Fundacja, od której nagrodę otrzymał Braun, sympatyzuje z Łukaszenką i z Kremlem. Jej szefem jest Dmitrij Bieliakow, który – według mediów białoruskich – był przedtem agentem tamtejszego KGB.

W tym roku fundacja ta wręczyła nagrody za „działania na rzecz pokoju i praw człowieka”. Jak donosi oko.press, w tym roku oprócz Brauna nagrodę otrzymał także Tomasz J., były działacz prorosyjskiej partii "Zmiana" i współpracownik Mateusza Piskorskiego.

Z kolei Emil Czeczko, którego imieniem nazwana została fundacja, to polski żołnierz, który w 2021 roku oddalił się z przygranicznego posterunku wojska polskiego i uciekł na Białoruś. Następnie poprosił tam o azyl polityczny, ponieważ nie zgadzał się z polityką polskiego rządu.

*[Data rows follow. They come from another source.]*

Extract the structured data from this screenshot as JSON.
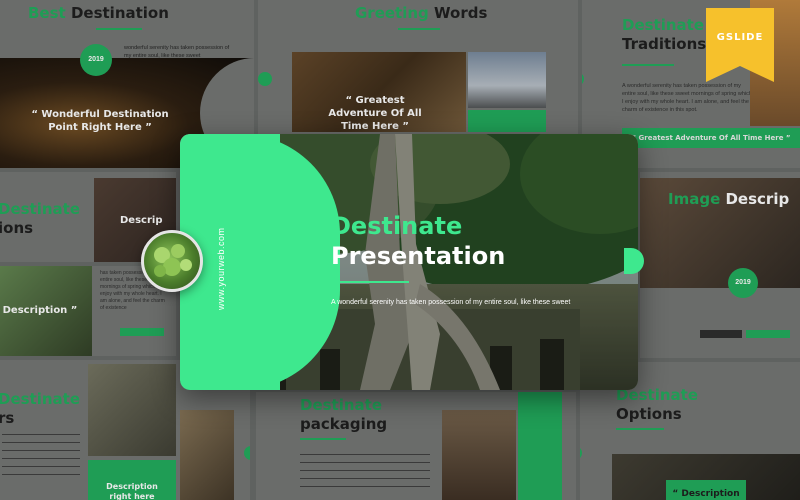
{
  "slides": {
    "best_destination": {
      "title_a": "Best",
      "title_b": "Destination",
      "year": "2019",
      "caption": "“ Wonderful Destination Point Right Here ”",
      "snippet": "wonderful serenity has taken possession of my entire soul, like these sweet"
    },
    "greeting_words": {
      "title_a": "Greeting",
      "title_b": "Words",
      "caption": "“ Greatest Adventure Of All Time Here ”"
    },
    "traditions": {
      "title_a": "Destinate",
      "title_b": "Traditions",
      "caption": "“ Greatest Adventure Of All Time Here ”",
      "body": "A wonderful serenity has taken possession of my entire soul, like these sweet mornings of spring which I enjoy with my whole heart. I am alone, and feel the charm of existence in this spot."
    },
    "left_mid": {
      "title_a": "Destinate",
      "title_b": "ions",
      "desc": "Descrip"
    },
    "left_lower": {
      "caption": "Description ”",
      "body": "has taken possession of my entire soul, like these sweet mornings of spring which I enjoy with my whole heart. I am alone, and feel the charm of existence"
    },
    "right_mid": {
      "title_a": "Image",
      "title_b": "Descrip",
      "year": "2019"
    },
    "bottom_left": {
      "title_a": "Destinate",
      "title_b": "rs",
      "caption": "Description right here"
    },
    "packaging": {
      "title_a": "Destinate",
      "title_b": "packaging"
    },
    "options": {
      "title_a": "Destinate",
      "title_b": "Options",
      "caption": "“ Description"
    }
  },
  "main": {
    "title_line1": "Destinate",
    "title_line2": "Presentation",
    "subtitle": "A wonderful serenity has taken possession of my entire soul, like these sweet",
    "url": "www.yourweb.com"
  },
  "badge": {
    "label": "GSLIDE"
  },
  "colors": {
    "accent_green": "#3ee88e",
    "dark_green": "#1f9d55",
    "badge_yellow": "#f6c12c"
  }
}
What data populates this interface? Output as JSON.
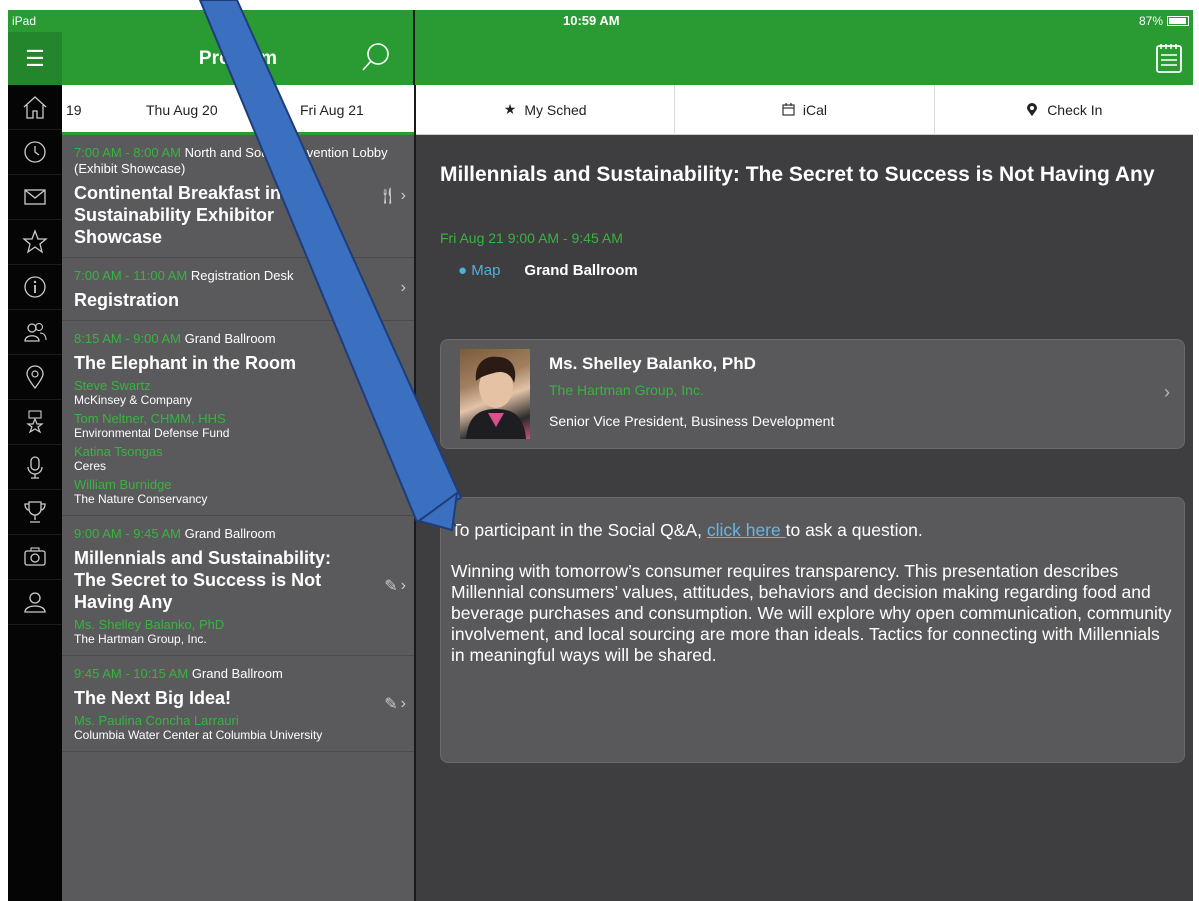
{
  "status_bar": {
    "carrier": "iPad",
    "time": "10:59 AM",
    "battery": "87%"
  },
  "header": {
    "title": "Program"
  },
  "days": [
    "19",
    "Thu  Aug 20",
    "Fri  Aug 21"
  ],
  "sessions": [
    {
      "time": "7:00 AM - 8:00 AM",
      "location": "North and South Convention Lobby (Exhibit Showcase)",
      "title": "Continental Breakfast in Sustainability Exhibitor Showcase",
      "icon": "fork-knife-icon",
      "speakers": []
    },
    {
      "time": "7:00 AM - 11:00 AM",
      "location": "Registration Desk",
      "title": "Registration",
      "icon": "",
      "speakers": []
    },
    {
      "time": "8:15 AM - 9:00 AM",
      "location": "Grand Ballroom",
      "title": "The Elephant in the Room",
      "icon": "pencil-icon",
      "speakers": [
        {
          "name": "Steve Swartz",
          "org": "McKinsey & Company"
        },
        {
          "name": "Tom Neltner, CHMM, HHS",
          "org": "Environmental Defense Fund"
        },
        {
          "name": "Katina Tsongas",
          "org": "Ceres"
        },
        {
          "name": "William Burnidge",
          "org": "The Nature Conservancy"
        }
      ]
    },
    {
      "time": "9:00 AM - 9:45 AM",
      "location": "Grand Ballroom",
      "title": "Millennials and Sustainability: The Secret to Success is Not Having Any",
      "icon": "pencil-icon",
      "speakers": [
        {
          "name": "Ms. Shelley Balanko, PhD",
          "org": "The Hartman Group, Inc."
        }
      ]
    },
    {
      "time": "9:45 AM - 10:15 AM",
      "location": "Grand Ballroom",
      "title": "The Next Big Idea!",
      "icon": "pencil-icon",
      "speakers": [
        {
          "name": "Ms. Paulina Concha Larrauri",
          "org": "Columbia Water Center at Columbia University"
        }
      ]
    }
  ],
  "tabs": [
    {
      "label": "My Sched",
      "icon": "star-icon"
    },
    {
      "label": "iCal",
      "icon": "calendar-icon"
    },
    {
      "label": "Check In",
      "icon": "check-in-icon"
    }
  ],
  "detail": {
    "title": "Millennials and Sustainability: The Secret to Success is Not Having Any",
    "datetime": "Fri Aug 21 9:00 AM - 9:45 AM",
    "map_label": "Map",
    "location": "Grand Ballroom",
    "speaker": {
      "name": "Ms. Shelley Balanko, PhD",
      "org": "The Hartman Group, Inc.",
      "role": "Senior Vice President, Business Development"
    },
    "qa_prefix": "To participant in the Social Q&A, ",
    "qa_link": "click here ",
    "qa_suffix": "to ask a question.",
    "description": "Winning with tomorrow’s consumer requires transparency.  This presentation describes Millennial consumers’ values, attitudes, behaviors and decision making regarding food and beverage purchases and consumption.  We will explore why open communication, community involvement, and local sourcing are more than ideals. Tactics for connecting with Millennials in meaningful ways will be shared."
  },
  "colors": {
    "accent": "#2a9a33",
    "speaker_green": "#37b43f",
    "link": "#66b6e8",
    "arrow": "#3b6fbf"
  }
}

Czeczko następnie udzielał w białoruskich mediach licznych wywiadów, w których oczerniał polskie wojsko i pograniczników oraz oskarżał ich o zabójstwa migrantów i wolontariuszy. Ucieczka na Białoruś nie zakończyła się dla niego dobrze. Dezerter został znaleziony martwy 17 marca 2022 roku w Mińsku na Białorusi. Zginął przez powieszenie.